Thursday, October 25, 2012

Forgiveness.

     What does it mean to forgive? To me forgiveness takes place when you decide to let go of a situation in which you have been wronged. Forgiveness does not mean that you completely forget the transgression that has transpired against you. It simply is when in your heart you decide that you are not going to seek retribution and that you are going to move forward. 
     I believe the most difficult situations to forgive are those in which someone harms either one of your family members or someone you care deeply about. The documentary film we watched in class made a very interesting point when it interviewed the Auschwitz survivor. The man publicly prayed that God would not forgive the men who performed the heinous acts of violence to him and his family in the concentration camp. I thought for a long time after that about whether or not there are sins that we as humans simply cannot forgive.

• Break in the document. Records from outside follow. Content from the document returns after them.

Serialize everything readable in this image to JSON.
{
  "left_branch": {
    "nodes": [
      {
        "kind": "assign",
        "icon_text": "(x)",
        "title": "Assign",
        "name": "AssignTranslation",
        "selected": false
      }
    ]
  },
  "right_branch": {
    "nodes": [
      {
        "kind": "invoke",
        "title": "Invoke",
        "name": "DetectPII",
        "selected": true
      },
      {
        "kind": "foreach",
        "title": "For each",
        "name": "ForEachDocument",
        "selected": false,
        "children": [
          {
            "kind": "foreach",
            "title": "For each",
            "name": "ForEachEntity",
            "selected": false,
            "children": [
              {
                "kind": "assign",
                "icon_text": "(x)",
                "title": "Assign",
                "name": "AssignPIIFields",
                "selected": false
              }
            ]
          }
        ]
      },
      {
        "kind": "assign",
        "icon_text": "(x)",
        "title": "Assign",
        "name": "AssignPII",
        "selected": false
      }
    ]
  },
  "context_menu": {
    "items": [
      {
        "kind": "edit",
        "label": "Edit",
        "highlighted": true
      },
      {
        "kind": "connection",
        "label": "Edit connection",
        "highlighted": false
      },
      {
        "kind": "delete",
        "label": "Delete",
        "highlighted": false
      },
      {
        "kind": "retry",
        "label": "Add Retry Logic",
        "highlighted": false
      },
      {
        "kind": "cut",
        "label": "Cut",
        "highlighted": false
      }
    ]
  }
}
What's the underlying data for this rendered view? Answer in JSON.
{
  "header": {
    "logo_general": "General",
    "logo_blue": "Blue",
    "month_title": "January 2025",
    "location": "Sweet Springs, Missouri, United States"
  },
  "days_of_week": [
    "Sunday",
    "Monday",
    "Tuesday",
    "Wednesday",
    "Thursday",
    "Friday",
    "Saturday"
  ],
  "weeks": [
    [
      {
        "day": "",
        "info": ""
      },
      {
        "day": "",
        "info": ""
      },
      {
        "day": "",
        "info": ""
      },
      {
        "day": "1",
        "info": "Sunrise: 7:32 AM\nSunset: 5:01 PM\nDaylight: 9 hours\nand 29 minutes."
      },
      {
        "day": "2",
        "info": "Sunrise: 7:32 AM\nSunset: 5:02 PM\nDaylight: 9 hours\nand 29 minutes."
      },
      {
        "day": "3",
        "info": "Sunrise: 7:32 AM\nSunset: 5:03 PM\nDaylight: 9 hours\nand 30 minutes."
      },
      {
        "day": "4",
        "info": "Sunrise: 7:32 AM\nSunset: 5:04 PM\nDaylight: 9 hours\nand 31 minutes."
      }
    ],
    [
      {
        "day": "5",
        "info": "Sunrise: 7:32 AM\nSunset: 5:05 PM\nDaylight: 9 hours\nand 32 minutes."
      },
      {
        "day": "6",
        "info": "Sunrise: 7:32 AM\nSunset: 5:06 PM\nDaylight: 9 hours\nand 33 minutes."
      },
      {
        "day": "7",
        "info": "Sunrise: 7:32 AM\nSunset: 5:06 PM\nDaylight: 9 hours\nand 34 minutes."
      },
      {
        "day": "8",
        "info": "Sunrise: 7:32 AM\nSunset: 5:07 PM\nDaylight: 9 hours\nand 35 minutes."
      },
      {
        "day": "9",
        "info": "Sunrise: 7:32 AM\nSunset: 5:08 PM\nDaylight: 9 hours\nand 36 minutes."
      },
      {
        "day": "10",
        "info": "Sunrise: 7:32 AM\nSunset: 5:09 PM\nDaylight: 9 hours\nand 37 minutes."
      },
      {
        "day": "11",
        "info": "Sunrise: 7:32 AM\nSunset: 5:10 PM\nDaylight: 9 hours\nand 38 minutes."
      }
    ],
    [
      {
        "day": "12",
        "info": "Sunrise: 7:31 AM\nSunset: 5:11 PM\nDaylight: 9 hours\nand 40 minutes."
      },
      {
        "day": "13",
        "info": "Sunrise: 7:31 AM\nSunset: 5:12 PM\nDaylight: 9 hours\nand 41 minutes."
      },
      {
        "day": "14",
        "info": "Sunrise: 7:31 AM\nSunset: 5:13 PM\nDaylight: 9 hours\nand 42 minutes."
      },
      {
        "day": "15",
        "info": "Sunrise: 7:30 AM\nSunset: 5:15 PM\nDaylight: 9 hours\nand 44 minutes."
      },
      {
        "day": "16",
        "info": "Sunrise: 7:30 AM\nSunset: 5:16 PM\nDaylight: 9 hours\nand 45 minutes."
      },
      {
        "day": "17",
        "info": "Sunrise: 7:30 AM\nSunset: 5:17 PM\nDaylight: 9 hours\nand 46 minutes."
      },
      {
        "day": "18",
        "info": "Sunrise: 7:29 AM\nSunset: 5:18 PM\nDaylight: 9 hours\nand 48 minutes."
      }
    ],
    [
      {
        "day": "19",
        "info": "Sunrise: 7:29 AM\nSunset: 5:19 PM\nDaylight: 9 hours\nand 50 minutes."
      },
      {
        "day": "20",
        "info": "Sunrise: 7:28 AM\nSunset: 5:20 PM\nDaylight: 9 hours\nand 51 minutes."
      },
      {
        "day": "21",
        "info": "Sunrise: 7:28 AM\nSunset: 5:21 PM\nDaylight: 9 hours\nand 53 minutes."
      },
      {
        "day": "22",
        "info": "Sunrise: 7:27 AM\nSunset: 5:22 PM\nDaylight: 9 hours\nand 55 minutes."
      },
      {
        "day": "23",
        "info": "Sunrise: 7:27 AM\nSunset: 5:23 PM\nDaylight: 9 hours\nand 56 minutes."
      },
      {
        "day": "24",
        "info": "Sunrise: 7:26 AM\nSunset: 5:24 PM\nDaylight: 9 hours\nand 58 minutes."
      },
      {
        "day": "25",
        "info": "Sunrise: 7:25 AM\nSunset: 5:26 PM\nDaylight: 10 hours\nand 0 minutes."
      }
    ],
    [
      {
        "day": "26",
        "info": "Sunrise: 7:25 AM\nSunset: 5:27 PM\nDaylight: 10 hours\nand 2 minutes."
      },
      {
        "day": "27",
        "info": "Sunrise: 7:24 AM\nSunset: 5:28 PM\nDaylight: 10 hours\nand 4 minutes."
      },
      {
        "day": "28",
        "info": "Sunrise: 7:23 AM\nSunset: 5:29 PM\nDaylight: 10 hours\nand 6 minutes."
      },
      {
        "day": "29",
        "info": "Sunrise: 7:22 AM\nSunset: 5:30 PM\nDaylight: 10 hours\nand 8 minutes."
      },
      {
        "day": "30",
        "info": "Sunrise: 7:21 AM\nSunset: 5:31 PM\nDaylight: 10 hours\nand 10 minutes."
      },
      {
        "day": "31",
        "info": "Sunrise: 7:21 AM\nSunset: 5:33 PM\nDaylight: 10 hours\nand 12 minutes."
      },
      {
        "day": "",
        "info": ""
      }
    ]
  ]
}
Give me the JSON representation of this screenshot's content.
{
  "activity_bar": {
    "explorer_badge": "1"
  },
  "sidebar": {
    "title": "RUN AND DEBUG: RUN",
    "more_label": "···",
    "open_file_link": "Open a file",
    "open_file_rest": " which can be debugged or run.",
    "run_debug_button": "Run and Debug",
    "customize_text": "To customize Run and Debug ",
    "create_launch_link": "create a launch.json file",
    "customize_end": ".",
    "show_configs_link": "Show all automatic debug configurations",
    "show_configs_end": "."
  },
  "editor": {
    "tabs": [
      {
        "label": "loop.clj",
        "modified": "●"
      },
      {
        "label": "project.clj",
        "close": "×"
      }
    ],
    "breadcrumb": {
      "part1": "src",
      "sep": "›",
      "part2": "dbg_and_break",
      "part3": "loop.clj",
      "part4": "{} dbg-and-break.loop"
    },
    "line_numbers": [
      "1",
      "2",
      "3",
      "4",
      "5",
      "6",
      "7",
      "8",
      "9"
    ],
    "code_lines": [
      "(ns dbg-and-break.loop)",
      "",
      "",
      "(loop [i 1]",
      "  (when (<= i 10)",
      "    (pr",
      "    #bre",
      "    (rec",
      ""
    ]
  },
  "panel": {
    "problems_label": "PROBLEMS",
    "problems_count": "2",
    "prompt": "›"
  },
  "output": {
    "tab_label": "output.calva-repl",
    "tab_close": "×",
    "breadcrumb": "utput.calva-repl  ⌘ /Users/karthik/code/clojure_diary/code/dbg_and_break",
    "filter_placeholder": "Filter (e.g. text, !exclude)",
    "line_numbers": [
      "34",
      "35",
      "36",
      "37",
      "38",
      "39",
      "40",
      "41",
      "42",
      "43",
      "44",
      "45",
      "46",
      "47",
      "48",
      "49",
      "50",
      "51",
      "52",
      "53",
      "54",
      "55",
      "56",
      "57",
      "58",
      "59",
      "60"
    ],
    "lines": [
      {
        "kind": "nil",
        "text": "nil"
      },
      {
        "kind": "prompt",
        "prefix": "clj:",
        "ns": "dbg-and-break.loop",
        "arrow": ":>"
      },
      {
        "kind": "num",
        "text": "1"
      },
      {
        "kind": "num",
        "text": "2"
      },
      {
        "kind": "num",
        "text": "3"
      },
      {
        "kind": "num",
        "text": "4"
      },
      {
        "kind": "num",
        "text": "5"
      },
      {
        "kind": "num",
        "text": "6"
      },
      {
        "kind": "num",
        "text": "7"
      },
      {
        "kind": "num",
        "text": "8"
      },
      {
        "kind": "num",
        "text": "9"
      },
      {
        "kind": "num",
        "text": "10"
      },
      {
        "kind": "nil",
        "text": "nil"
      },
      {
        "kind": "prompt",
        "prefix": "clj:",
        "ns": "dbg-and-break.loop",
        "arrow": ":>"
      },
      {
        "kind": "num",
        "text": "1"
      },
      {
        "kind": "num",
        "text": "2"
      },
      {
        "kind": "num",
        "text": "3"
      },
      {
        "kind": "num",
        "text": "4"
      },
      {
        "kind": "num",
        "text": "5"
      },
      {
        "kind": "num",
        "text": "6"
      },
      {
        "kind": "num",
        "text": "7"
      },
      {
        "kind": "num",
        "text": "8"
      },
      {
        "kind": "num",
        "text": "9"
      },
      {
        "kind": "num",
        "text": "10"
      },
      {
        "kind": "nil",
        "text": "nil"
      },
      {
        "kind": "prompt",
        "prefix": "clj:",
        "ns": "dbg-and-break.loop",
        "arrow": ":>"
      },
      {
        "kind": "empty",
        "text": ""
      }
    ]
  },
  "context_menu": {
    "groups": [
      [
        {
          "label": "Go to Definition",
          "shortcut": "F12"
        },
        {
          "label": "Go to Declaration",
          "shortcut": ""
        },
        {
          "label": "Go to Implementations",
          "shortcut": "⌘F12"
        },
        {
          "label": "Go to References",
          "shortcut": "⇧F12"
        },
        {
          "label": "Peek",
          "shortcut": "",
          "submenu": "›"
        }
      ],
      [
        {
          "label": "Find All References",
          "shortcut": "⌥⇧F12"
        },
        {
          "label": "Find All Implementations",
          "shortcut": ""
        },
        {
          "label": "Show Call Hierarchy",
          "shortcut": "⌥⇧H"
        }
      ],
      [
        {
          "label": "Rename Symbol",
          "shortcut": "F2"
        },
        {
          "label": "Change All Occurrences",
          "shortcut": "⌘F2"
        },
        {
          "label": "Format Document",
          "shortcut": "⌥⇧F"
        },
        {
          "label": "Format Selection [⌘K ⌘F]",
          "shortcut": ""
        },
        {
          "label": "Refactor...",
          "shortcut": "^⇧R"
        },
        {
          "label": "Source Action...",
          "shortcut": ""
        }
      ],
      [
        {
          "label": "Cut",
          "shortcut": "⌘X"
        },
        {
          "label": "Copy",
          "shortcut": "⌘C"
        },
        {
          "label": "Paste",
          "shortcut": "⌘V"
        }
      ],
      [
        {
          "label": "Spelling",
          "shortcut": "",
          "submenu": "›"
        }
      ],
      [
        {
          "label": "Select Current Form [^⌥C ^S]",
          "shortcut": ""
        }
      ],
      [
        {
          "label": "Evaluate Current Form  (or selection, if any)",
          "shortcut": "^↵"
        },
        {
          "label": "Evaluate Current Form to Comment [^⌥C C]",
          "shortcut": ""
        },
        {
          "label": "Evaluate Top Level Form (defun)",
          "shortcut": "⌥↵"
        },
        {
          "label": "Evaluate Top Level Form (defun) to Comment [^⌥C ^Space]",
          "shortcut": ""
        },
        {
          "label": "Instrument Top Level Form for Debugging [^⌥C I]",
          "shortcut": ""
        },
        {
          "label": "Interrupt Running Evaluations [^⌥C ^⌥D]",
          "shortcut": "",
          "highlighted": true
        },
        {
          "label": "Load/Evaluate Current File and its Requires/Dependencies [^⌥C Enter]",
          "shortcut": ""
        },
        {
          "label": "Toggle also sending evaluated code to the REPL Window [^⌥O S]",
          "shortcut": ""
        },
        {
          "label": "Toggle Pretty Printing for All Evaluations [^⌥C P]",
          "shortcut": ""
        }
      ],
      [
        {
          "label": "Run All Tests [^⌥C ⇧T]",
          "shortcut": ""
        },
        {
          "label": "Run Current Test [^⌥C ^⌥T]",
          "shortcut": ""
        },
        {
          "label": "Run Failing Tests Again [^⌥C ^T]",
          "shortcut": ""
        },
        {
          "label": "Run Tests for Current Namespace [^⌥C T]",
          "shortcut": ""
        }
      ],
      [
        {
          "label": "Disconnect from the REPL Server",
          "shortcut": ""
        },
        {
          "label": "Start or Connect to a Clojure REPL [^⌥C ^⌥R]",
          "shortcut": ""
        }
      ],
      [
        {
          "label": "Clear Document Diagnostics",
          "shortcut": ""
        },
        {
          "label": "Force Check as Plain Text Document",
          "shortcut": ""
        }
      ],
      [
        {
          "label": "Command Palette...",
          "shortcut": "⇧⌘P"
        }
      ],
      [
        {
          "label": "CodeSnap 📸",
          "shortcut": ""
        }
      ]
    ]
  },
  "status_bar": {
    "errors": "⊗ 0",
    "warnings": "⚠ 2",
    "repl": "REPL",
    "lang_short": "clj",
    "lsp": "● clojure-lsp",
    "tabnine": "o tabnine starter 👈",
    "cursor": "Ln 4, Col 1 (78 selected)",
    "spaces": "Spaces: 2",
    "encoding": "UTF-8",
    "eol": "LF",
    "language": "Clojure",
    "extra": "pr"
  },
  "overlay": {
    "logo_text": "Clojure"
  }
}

September 11 is the single most devastating event that I have been alive to see personally. I tried to put myself in the shoes of the families who lost loved ones on that terrible day. I honestly don't know if I would be able to forgive those men. I than thought of the Biblical story of Jesus Christ dying on the cross and how He prayed out for his accusers and asked God to forgive them. I feel like if I was in His place, forgiveness would have been the last thing on my mind. This idea I believe shows how powerful forgiveness really is. The truth is that in this world horrific things happen. We cannot do anything to prevent this. We can however try to move forward and help one another to rebuild.
     The easiest situations to forgive I believe are the simple day-to-day transgressions. My brother and I used to get into a lot of fights growing up. Often we would say mean things to one another. Yet after we had cooled down we would always participate in a sort of peace talk. We would forgive one another. These small spats are the ones that all human beings are a part of at some point in time and that we all should learn how to forgive early on. If we hang on to these insignificant squabbles, life will be a frustrating journey. The sooner we learn to forgive, the sooner we will find sincere peace.

Sunday, October 21, 2012

Are you really listening?


      Have you ever had a conversation with someone who appeared to be utterly enthralled by your every word, but when you asked for feedback they had no idea what you were discussing? If your answer is yes, than you have most likely been the victim of pseudolistening. This is when a listener gives off the appearance of being attentive, but who's mind is in fact far far away. Pseudolisteners will look you directly in the eye, nod and smile as if they are following your conversation completely. While they are imitating these listening actions, they are probably in actuality thinking about a fight they had with their wife, how at lunch the waiter gave them ranch dressing instead of italian, or that they're going to sue Tums for failing to treat their indigestion.
     As human beings we have a million different thoughts swirling around in our heads at any given moment. This means that if a neighbor is going into a detailed analysis of the weather, we will most likely nod to be polite while thinking about something else that interests us.
     I find myself pseudolistening often. A lot of times people will come up to me and start talking about a topic that I really don't care anything about. So I smile, nod, and pretend that what they are saying is the most interesting thing since Edison's lightbulb. The truth of the matter is that in my head they are talking about the score of the Lion's game, the latest movie to hit theaters, or how terrible Justin Bieber's music is. I think that when it comes down to it, most of us at some point in our lives practice the "art of pseudolistening." It's hard work trying to listen intently to every single conversation you have with other people.

I'm really sorry...

     We have all messed up. Chapter 8 gives three main guidelines that should be included in an apology. These include: An explicit acknowledgement that the transgression was wrong, a sincere apology, and some type of compensation. The book goes on to say that "an apology will only be convincing if the speaker's nonverbal behaviors match his or her own words." (Pg. 292) Imagine you lied to your mother and she found out about it. She demands that you apologize for the transgression. Now pretend that while you are apologizing you start laughing uncontrollably. Will your mother believe that you are truly sorry for what you did? Of course not! (Unless of course you have a dumb mother) The truth is that unless your nonverbal actions support your apology, your chances of conflict resolution become very low.
     When I read this section in the book it made me think about all the apologies I've given over the years. It also made me think about all the times other people have said sorry to me. I remember when I was in grade school, this girl who shall not be named would go around and kick all of us boys in the shins. I remember on Friday every single boy in the class went home with bruised shins. Well as you can guess parents called in upset and the teacher made the girl apologize to us. The interesting thing was that when she apologized she was rolling her eyes and her tone was very insincere. There were no signs of remorse to accompany her words. Needless to say none of us believed much of what she had to say.
Actions speak louder than words. If you are truly sorry, you
will show you are sorry with your nonverbal
behavior.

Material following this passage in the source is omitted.